The low-pressure system was located about 190 kilometers northeast of Vietnam’s Hoang Sa (Paracel) archipelago as of 7:00 am on Tuesday, packing winds at 40 to 60km per hour and gusts at up to 80km an hour.
It is expected to travel northwest in the next 24 hours and gather enough strengths to become a storm.
The storm will be located on China’s Hainan Island as of 7:00 am on Wednesday, with average wind speed increasing to between 60 and 75km per hour and gusts reaching 115km an hour.
It is expected to hit the Vietnamese coast from northern Quang Ninh to Nam Dinh Provinces on Thursday morning.

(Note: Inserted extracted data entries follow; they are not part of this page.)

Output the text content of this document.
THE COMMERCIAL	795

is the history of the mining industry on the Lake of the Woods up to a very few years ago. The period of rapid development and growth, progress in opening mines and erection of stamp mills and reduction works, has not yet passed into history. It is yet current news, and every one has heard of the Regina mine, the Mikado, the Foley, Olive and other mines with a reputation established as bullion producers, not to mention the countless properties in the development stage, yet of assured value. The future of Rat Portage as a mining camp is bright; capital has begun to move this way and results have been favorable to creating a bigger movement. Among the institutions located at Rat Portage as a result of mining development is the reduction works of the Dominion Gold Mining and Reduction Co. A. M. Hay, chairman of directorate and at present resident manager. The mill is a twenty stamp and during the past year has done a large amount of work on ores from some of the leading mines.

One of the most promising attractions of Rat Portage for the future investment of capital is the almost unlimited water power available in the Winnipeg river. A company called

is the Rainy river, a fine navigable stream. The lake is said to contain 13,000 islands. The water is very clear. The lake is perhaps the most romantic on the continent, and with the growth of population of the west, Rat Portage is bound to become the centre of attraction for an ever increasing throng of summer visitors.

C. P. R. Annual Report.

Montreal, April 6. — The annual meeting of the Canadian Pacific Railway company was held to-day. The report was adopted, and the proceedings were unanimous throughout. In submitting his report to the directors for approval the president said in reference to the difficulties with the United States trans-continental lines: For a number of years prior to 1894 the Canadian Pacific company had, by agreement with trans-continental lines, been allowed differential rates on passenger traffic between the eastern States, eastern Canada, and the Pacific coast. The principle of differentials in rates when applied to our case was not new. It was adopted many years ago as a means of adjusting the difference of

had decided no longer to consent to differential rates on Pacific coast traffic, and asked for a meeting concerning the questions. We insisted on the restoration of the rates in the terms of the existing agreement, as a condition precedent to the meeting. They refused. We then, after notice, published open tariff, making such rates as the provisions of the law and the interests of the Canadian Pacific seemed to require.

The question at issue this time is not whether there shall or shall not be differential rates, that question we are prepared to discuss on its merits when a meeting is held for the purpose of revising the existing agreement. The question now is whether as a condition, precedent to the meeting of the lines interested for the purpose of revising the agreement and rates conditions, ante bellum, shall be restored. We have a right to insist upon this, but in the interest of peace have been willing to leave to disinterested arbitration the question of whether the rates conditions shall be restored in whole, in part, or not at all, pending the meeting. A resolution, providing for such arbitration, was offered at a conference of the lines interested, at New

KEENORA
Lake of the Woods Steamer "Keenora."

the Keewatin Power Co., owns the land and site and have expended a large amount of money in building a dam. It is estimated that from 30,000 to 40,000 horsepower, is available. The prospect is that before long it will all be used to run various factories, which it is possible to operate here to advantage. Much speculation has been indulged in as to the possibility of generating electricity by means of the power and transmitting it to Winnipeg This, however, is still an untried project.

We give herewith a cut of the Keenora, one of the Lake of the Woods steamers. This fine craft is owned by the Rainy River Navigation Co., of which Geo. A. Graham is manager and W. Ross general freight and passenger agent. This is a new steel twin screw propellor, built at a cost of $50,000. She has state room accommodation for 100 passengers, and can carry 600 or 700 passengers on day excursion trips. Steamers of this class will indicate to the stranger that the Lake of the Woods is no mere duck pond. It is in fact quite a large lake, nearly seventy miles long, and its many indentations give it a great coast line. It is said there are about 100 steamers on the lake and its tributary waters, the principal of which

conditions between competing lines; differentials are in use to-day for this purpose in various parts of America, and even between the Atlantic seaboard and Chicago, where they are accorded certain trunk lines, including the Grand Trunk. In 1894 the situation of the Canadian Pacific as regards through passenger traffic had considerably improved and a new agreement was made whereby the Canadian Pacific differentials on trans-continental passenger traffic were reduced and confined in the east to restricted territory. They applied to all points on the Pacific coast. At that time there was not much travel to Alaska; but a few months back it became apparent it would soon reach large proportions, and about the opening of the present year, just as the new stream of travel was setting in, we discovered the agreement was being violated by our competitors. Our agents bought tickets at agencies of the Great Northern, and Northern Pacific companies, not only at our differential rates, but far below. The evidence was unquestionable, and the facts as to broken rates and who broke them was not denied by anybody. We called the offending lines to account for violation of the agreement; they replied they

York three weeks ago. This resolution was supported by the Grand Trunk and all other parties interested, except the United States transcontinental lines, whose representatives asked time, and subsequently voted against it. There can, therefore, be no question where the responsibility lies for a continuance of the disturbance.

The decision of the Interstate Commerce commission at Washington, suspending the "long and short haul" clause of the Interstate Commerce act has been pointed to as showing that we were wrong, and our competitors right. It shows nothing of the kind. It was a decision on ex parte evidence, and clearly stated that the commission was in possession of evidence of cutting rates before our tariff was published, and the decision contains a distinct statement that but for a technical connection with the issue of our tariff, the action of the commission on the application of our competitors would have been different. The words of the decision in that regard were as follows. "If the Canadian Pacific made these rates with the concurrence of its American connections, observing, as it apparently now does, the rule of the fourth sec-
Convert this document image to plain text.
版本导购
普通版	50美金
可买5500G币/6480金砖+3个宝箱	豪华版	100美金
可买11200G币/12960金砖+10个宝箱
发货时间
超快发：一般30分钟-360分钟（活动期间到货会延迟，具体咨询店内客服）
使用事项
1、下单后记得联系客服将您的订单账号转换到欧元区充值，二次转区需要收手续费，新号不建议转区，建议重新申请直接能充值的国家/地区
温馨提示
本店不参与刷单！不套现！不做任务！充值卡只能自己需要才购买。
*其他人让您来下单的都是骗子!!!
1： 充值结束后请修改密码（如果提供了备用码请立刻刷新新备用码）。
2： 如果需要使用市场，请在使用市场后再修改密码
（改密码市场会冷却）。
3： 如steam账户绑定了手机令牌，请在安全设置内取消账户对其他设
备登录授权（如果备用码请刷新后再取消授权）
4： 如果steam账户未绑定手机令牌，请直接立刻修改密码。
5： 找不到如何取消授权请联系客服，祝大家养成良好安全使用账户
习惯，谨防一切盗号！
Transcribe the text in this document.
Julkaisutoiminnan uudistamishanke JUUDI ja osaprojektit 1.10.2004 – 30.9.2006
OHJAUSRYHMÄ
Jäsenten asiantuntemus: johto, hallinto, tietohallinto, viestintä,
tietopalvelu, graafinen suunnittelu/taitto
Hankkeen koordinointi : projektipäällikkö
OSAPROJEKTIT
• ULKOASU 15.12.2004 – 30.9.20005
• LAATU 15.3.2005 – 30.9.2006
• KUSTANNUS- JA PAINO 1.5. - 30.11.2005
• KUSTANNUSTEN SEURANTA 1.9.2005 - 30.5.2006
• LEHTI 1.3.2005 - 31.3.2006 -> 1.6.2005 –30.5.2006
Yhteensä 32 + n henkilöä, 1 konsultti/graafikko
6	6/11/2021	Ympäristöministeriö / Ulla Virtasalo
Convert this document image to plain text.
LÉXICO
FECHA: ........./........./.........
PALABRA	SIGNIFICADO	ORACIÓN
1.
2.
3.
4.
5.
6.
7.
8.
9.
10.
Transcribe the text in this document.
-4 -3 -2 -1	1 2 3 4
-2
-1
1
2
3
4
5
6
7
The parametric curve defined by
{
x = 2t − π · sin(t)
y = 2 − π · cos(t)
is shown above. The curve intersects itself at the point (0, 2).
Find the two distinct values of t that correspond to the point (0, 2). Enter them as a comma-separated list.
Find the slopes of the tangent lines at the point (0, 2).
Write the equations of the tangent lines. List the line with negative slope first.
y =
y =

Under the influence of the weather phenomenon, heavy downpours are forecast to dampen northern and north-central Vietnam on Wednesday and Thursday, posing high risks of flashfloods and landslides in mountainous areas.
According to Hoang Phuc Lam, deputy director of the National Center for Hydro-meteorological Forecasting, torrential rain will help prevent wildfires in north-central provinces.
However, downpours that follow forest fires and a long period of hot and dry weather can be highly dangerous as they can cause mudslides in certain areas, Lam elaborated.
Raging blazes engulfed large sections of forests in Ha Tinh, Nghe An, Quang Binh, and Thua Thien-Hue Provinces in the north-central region over the weekend.
Ha Tinh suffered the most serious damage, as wildfires broke out in seven districts between Friday and Sunday, destroying hundreds of hectares of forest.
All of the fires were put under control as of Monday, but local authorities were worried that they could flare up again due to high temperatures.